Wimpy S Tjetjep merupakan ketua umum PB GABSI yang paling dekat dan sangat peduli dengan kondisi atlet serta komunitas bridge.

Liputan6.com, Jakarta - Mantan ketua umum Pengurus Besar Gabungan Bridge Seluruh Indonesia Wimpy S Tjetjep meninggal dunia. Almarhum meninggal di usia 68 tahun, Minggu, 14 November 2021.

Sejak 2015, Wimpy S Tjetjep terkena penyakit stroke. "Beberapa waktu lalu kondisinya menurun, kemudian sempat membaik," kata sekretariat PB Gabsi Yulian Tosra seperti dikutip Gerak Kita.

Wimpy pernah menjadi ketua umum PB GABSI periode 2006-2010. Selain itu, dia juga sempat menjabat sebagai kedua dewan pembina PB GABSI 2010-2014 dan anggota badan pembina PB GABSI 2018-2022.

"Beliau ketum yang paling dekat dengan pemain.
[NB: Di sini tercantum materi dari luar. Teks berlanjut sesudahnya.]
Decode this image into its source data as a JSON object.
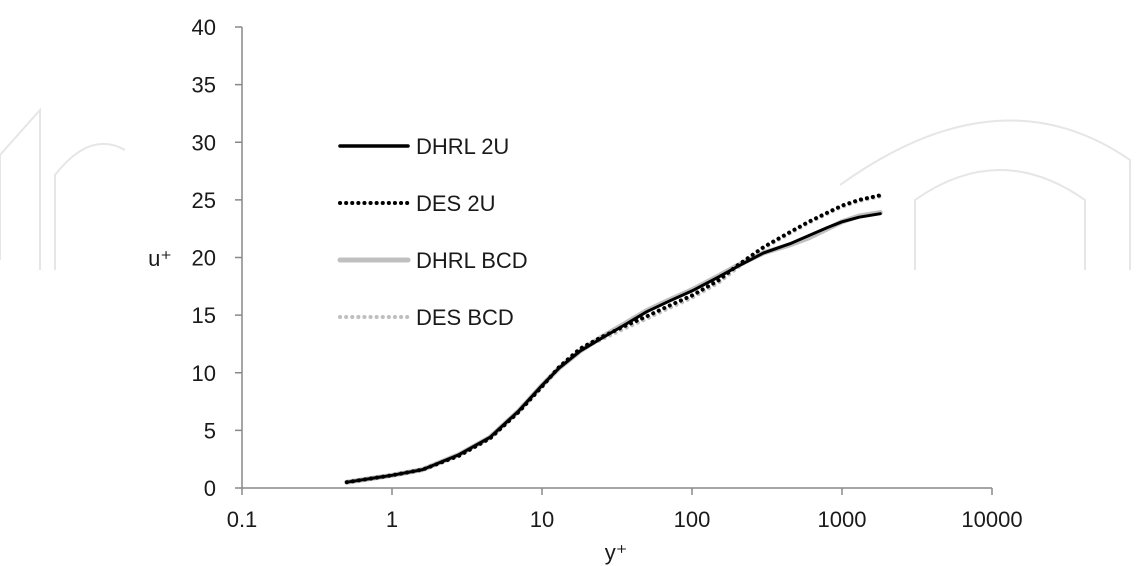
{
  "chart_data": {
    "type": "line",
    "title": "",
    "xlabel": "y⁺",
    "ylabel": "u⁺",
    "x_scale": "log",
    "xlim": [
      0.1,
      10000
    ],
    "ylim": [
      0,
      40
    ],
    "x_ticks": [
      0.1,
      1,
      10,
      100,
      1000,
      10000
    ],
    "x_tick_labels": [
      "0.1",
      "1",
      "10",
      "100",
      "1000",
      "10000"
    ],
    "y_ticks": [
      0,
      5,
      10,
      15,
      20,
      25,
      30,
      35,
      40
    ],
    "y_tick_labels": [
      "0",
      "5",
      "10",
      "15",
      "20",
      "25",
      "30",
      "35",
      "40"
    ],
    "grid": false,
    "legend_position": "top-left",
    "series": [
      {
        "name": "DHRL 2U",
        "color": "#000000",
        "style": "solid",
        "x": [
          0.5,
          1.0,
          1.6,
          2.8,
          4.5,
          7.0,
          10.0,
          13.0,
          18.0,
          25.0,
          35.0,
          50.0,
          70.0,
          100.0,
          150.0,
          200.0,
          300.0,
          450.0,
          600.0,
          800.0,
          1000.0,
          1300.0,
          1800.0
        ],
        "y": [
          0.5,
          1.1,
          1.6,
          2.9,
          4.4,
          6.7,
          8.9,
          10.4,
          11.9,
          13.0,
          14.1,
          15.3,
          16.2,
          17.1,
          18.3,
          19.2,
          20.4,
          21.2,
          21.9,
          22.6,
          23.1,
          23.5,
          23.8
        ]
      },
      {
        "name": "DES 2U",
        "color": "#000000",
        "style": "dotted",
        "x": [
          0.5,
          1.0,
          1.6,
          2.8,
          4.5,
          7.0,
          10.0,
          13.0,
          18.0,
          25.0,
          35.0,
          50.0,
          70.0,
          100.0,
          150.0,
          200.0,
          300.0,
          450.0,
          600.0,
          800.0,
          1000.0,
          1300.0,
          1800.0
        ],
        "y": [
          0.5,
          1.1,
          1.6,
          2.8,
          4.3,
          6.6,
          8.8,
          10.5,
          12.1,
          13.1,
          14.0,
          14.9,
          15.8,
          16.7,
          18.0,
          19.3,
          20.9,
          22.2,
          23.1,
          23.9,
          24.5,
          25.0,
          25.4
        ]
      },
      {
        "name": "DHRL BCD",
        "color": "#c0c0c0",
        "style": "solid",
        "x": [
          0.5,
          1.0,
          1.6,
          2.8,
          4.5,
          7.0,
          10.0,
          13.0,
          18.0,
          25.0,
          35.0,
          50.0,
          70.0,
          100.0,
          150.0,
          200.0,
          300.0,
          450.0,
          600.0,
          800.0,
          1000.0,
          1300.0,
          1800.0
        ],
        "y": [
          0.5,
          1.1,
          1.6,
          2.9,
          4.4,
          6.7,
          8.9,
          10.4,
          11.9,
          13.1,
          14.2,
          15.4,
          16.3,
          17.2,
          18.4,
          19.3,
          20.4,
          21.1,
          21.7,
          22.5,
          23.1,
          23.6,
          23.9
        ]
      },
      {
        "name": "DES BCD",
        "color": "#bfbfbf",
        "style": "dotted",
        "x": [
          0.5,
          1.0,
          1.6,
          2.8,
          4.5,
          7.0,
          10.0,
          13.0,
          18.0,
          25.0,
          35.0,
          50.0,
          70.0,
          100.0,
          150.0,
          200.0,
          300.0,
          450.0,
          600.0,
          800.0,
          1000.0,
          1300.0,
          1800.0
        ],
        "y": [
          0.5,
          1.1,
          1.6,
          2.8,
          4.3,
          6.6,
          8.8,
          10.5,
          12.0,
          12.9,
          13.8,
          14.7,
          15.6,
          16.5,
          17.8,
          19.1,
          20.8,
          22.1,
          23.0,
          23.8,
          24.4,
          24.9,
          25.3
        ]
      }
    ]
  }
}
Beliau sangat peduli dengan kondisi atlet dan komunitas bridge," ucap Yulian. "Para atlet tidak hanya didukung untuk berprestasi, namun juga dalam berkarier. Beberapa atlet berhasil membangun karier di BUMN."

 

Semua untuk bridge

Wimpy S Tjetjep adalah alumni Teknik Geologi Institut Teknologi Bandung. Menurut mantan atlet bridge Pudji Balistika di Facebook, Wimpy memiliki semangat yang luar biasa dalam menekuni olahraga asah otak itu.

"Beliau baru saja pulang kerja, ikut berlatih, bahkan tas kerjanya saja belum sempat disimpan di rumah," kata Pudji tentang sosok Wimpy.
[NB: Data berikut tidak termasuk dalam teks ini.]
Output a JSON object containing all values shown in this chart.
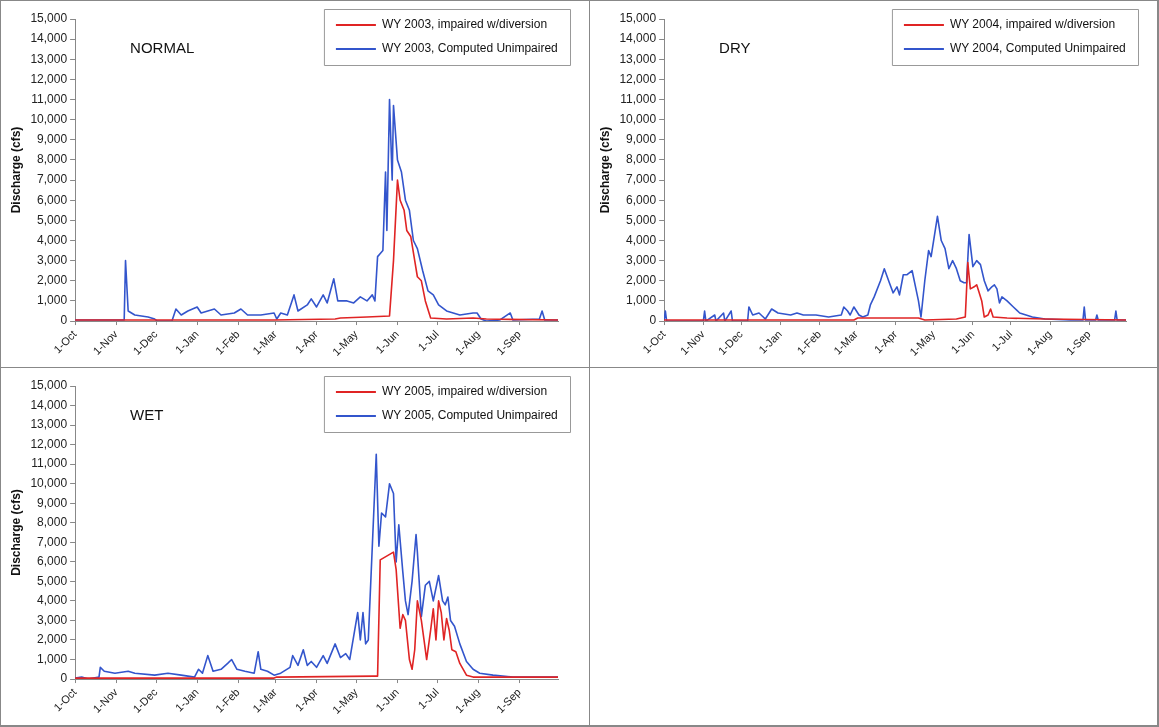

Wimpy kemudian membentuk Team Geologi dengan mempersatukan pemain-pemain bridge kota Bandung. Dia menata pemain dan pengurus dengan gaya karyawan Geologi.

"Pokoknya bridge Jawa Barat harus ada kemajuan, harus cepat menumpas kerikil-kerikil dan hal-hal yang kurang bermanfaat," ucao Wimpy seperti diceritakan Pudji.
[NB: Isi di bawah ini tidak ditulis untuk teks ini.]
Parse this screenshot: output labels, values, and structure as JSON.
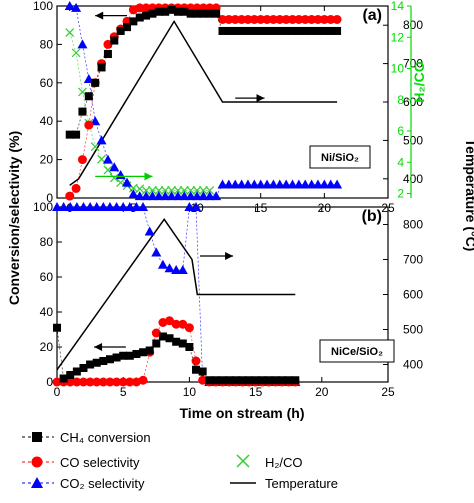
{
  "figure": {
    "y_left_label": "Conversion/selectivity (%)",
    "y_right_temp_label": "Temperature (°C)",
    "x_label": "Time on stream (h)",
    "colors": {
      "ch4": "#000000",
      "co": "#ff0000",
      "co2": "#0000ff",
      "h2co": "#33cc33",
      "temp": "#000000",
      "h2co_axis": "#00dd00"
    }
  },
  "legend": {
    "ch4": "CH₄ conversion",
    "co": "CO selectivity",
    "co2": "CO₂ selectivity",
    "h2co": "H₂/CO",
    "temp": "Temperature"
  },
  "chart_data": [
    {
      "type": "line",
      "panel_label": "(a)",
      "catalyst": "Ni/SiO₂",
      "xlim": [
        -1,
        25
      ],
      "x_ticks": [
        0,
        5,
        10,
        15,
        20,
        25
      ],
      "ylim_left": [
        0,
        100
      ],
      "y_left_ticks": [
        0,
        20,
        40,
        60,
        80,
        100
      ],
      "ylim_temp": [
        350,
        850
      ],
      "y_temp_ticks": [
        400,
        500,
        600,
        700,
        800
      ],
      "ylim_h2co": [
        1.714,
        14
      ],
      "y_h2co_ticks": [
        2,
        4,
        6,
        8,
        10,
        12,
        14
      ],
      "y_h2co_label": "H₂/CO",
      "series": [
        {
          "name": "CH₄ conversion",
          "axis": "left",
          "x": [
            0,
            0.5,
            1,
            1.5,
            2,
            2.5,
            3,
            3.5,
            4,
            4.5,
            5,
            5.5,
            6,
            6.5,
            7,
            7.5,
            8,
            8.5,
            9,
            9.5,
            10,
            10.5,
            11,
            11.5,
            12,
            12.5,
            13,
            13.5,
            14,
            14.5,
            15,
            15.5,
            16,
            16.5,
            17,
            17.5,
            18,
            18.5,
            19,
            19.5,
            20,
            20.5,
            21
          ],
          "y": [
            33,
            33,
            45,
            53,
            60,
            68,
            75,
            82,
            87,
            89,
            92,
            94,
            95,
            96,
            97,
            97,
            98,
            97,
            97,
            96,
            96,
            96,
            96,
            96,
            87,
            87,
            87,
            87,
            87,
            87,
            87,
            87,
            87,
            87,
            87,
            87,
            87,
            87,
            87,
            87,
            87,
            87,
            87
          ]
        },
        {
          "name": "CO selectivity",
          "axis": "left",
          "x": [
            0,
            0.5,
            1,
            1.5,
            2,
            2.5,
            3,
            3.5,
            4,
            4.5,
            5,
            5.5,
            6,
            6.5,
            7,
            7.5,
            8,
            8.5,
            9,
            9.5,
            10,
            10.5,
            11,
            11.5,
            12,
            12.5,
            13,
            13.5,
            14,
            14.5,
            15,
            15.5,
            16,
            16.5,
            17,
            17.5,
            18,
            18.5,
            19,
            19.5,
            20,
            20.5,
            21
          ],
          "y": [
            1,
            5,
            20,
            38,
            60,
            70,
            80,
            84,
            88,
            92,
            98,
            99,
            99,
            99,
            99,
            99,
            99,
            99,
            99,
            99,
            99,
            99,
            99,
            99,
            93,
            93,
            93,
            93,
            93,
            93,
            93,
            93,
            93,
            93,
            93,
            93,
            93,
            93,
            93,
            93,
            93,
            93,
            93
          ]
        },
        {
          "name": "CO₂ selectivity",
          "axis": "left",
          "x": [
            0,
            0.5,
            1,
            1.5,
            2,
            2.5,
            3,
            3.5,
            4,
            4.5,
            5,
            5.5,
            6,
            6.5,
            7,
            7.5,
            8,
            8.5,
            9,
            9.5,
            10,
            10.5,
            11,
            11.5,
            12,
            12.5,
            13,
            13.5,
            14,
            14.5,
            15,
            15.5,
            16,
            16.5,
            17,
            17.5,
            18,
            18.5,
            19,
            19.5,
            20,
            20.5,
            21
          ],
          "y": [
            100,
            99,
            80,
            62,
            40,
            30,
            20,
            16,
            12,
            8,
            2,
            1,
            1,
            1,
            1,
            1,
            1,
            1,
            1,
            1,
            1,
            1,
            1,
            1,
            7,
            7,
            7,
            7,
            7,
            7,
            7,
            7,
            7,
            7,
            7,
            7,
            7,
            7,
            7,
            7,
            7,
            7,
            7
          ]
        },
        {
          "name": "H₂/CO",
          "axis": "h2co",
          "x": [
            0,
            0.5,
            1,
            1.5,
            2,
            2.5,
            3,
            3.5,
            4,
            4.5,
            5,
            5.5,
            6,
            6.5,
            7,
            7.5,
            8,
            8.5,
            9,
            9.5,
            10,
            10.5,
            11
          ],
          "y": [
            12.3,
            11.0,
            8.5,
            6.5,
            5.0,
            4.2,
            3.5,
            3.0,
            2.7,
            2.5,
            2.35,
            2.3,
            2.2,
            2.2,
            2.2,
            2.2,
            2.2,
            2.2,
            2.2,
            2.2,
            2.2,
            2.2,
            2.2
          ]
        },
        {
          "name": "Temperature",
          "axis": "temp",
          "x": [
            0,
            0.7,
            8.2,
            12,
            21
          ],
          "y": [
            383,
            400,
            810,
            600,
            600
          ]
        }
      ],
      "arrows": [
        {
          "series": "CO selectivity",
          "direction": "left",
          "x_from": 4.5,
          "x_to": 2,
          "y": 95,
          "axis": "left",
          "color": "#000000"
        },
        {
          "series": "Temperature",
          "direction": "right",
          "x_from": 13,
          "x_to": 15.3,
          "y": 610,
          "axis": "temp",
          "color": "#000000"
        },
        {
          "series": "H₂/CO",
          "direction": "right",
          "x_from": 2,
          "x_to": 6.5,
          "y": 3.1,
          "axis": "h2co",
          "color": "#00cc00"
        }
      ]
    },
    {
      "type": "line",
      "panel_label": "(b)",
      "catalyst": "NiCe/SiO₂",
      "xlim": [
        0,
        25
      ],
      "x_ticks": [
        0,
        5,
        10,
        15,
        20,
        25
      ],
      "ylim_left": [
        0,
        100
      ],
      "y_left_ticks": [
        0,
        20,
        40,
        60,
        80,
        100
      ],
      "ylim_temp": [
        350,
        850
      ],
      "y_temp_ticks": [
        400,
        500,
        600,
        700,
        800
      ],
      "series": [
        {
          "name": "CH₄ conversion",
          "axis": "left",
          "x": [
            0,
            0.5,
            1,
            1.5,
            2,
            2.5,
            3,
            3.5,
            4,
            4.5,
            5,
            5.5,
            6,
            6.5,
            7,
            7.5,
            8,
            8.5,
            9,
            9.5,
            10,
            10.5,
            11,
            11.5,
            12,
            12.5,
            13,
            13.5,
            14,
            14.5,
            15,
            15.5,
            16,
            16.5,
            17,
            17.5,
            18
          ],
          "y": [
            31,
            2,
            4,
            6,
            8,
            10,
            11,
            12,
            13,
            14,
            15,
            15,
            16,
            17,
            18,
            22,
            26,
            25,
            23,
            22,
            20,
            7,
            6,
            1,
            1,
            1,
            1,
            1,
            1,
            1,
            1,
            1,
            1,
            1,
            1,
            1,
            1
          ]
        },
        {
          "name": "CO selectivity",
          "axis": "left",
          "x": [
            0,
            0.5,
            1,
            1.5,
            2,
            2.5,
            3,
            3.5,
            4,
            4.5,
            5,
            5.5,
            6,
            6.5,
            7,
            7.5,
            8,
            8.5,
            9,
            9.5,
            10,
            10.5,
            11,
            11.5,
            12,
            12.5,
            13,
            13.5,
            14,
            14.5,
            15,
            15.5,
            16,
            16.5,
            17,
            17.5,
            18
          ],
          "y": [
            0,
            0,
            0,
            0,
            0,
            0,
            0,
            0,
            0,
            0,
            0,
            0,
            0,
            1,
            17,
            28,
            34,
            35,
            33,
            33,
            31,
            12,
            1,
            0,
            0,
            0,
            0,
            0,
            0,
            0,
            0,
            0,
            0,
            0,
            0,
            0,
            0
          ]
        },
        {
          "name": "CO₂ selectivity",
          "axis": "left",
          "x": [
            0,
            0.5,
            1,
            1.5,
            2,
            2.5,
            3,
            3.5,
            4,
            4.5,
            5,
            5.5,
            6,
            6.5,
            7,
            7.5,
            8,
            8.5,
            9,
            9.5,
            10,
            10.5,
            11,
            11.5,
            12,
            12.5,
            13,
            13.5,
            14,
            14.5,
            15,
            15.5,
            16,
            16.5,
            17,
            17.5,
            18
          ],
          "y": [
            100,
            100,
            100,
            100,
            100,
            100,
            100,
            100,
            100,
            100,
            100,
            100,
            100,
            100,
            86,
            74,
            67,
            65,
            64,
            64,
            100,
            100,
            2,
            0,
            0,
            0,
            0,
            0,
            0,
            0,
            0,
            0,
            0,
            0,
            0,
            0,
            0
          ]
        },
        {
          "name": "Temperature",
          "axis": "temp",
          "x": [
            0,
            8.1,
            10.2,
            10.6,
            18
          ],
          "y": [
            385,
            815,
            700,
            600,
            600
          ]
        }
      ],
      "arrows": [
        {
          "series": "CH₄ conversion",
          "direction": "left",
          "x_from": 5.2,
          "x_to": 2.8,
          "y": 20,
          "axis": "left",
          "color": "#000000"
        },
        {
          "series": "Temperature",
          "direction": "right",
          "x_from": 10.8,
          "x_to": 13.3,
          "y": 710,
          "axis": "temp",
          "color": "#000000"
        }
      ]
    }
  ]
}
Tidak hanya pikiran dan keluarga, Wimpy juga mengeluarkan banyak biaya untuk timnya yang bertanding di kejuaraan nasional. "Kartu kredit yang seharusnya untuk makan keluarga beliau pergunakan untuk biaya bridge. Saya baru melihat pejabat pemerintah yang edan untuk bridge padahal beliau masih pendatang baru," tutur Pudji.

Prestasi Geologi dipimpin Wimpy terus menunjukan grafik prestasi yang meningkat. Mulai jadi juara di Jawa Barat, langganan menjuarai turnamen di Jakarta, bahkan merambah sampai ke Surabaya dan kota – kota lain. Geologi juga mulai jadi langganan juara di tingkat ASEAN.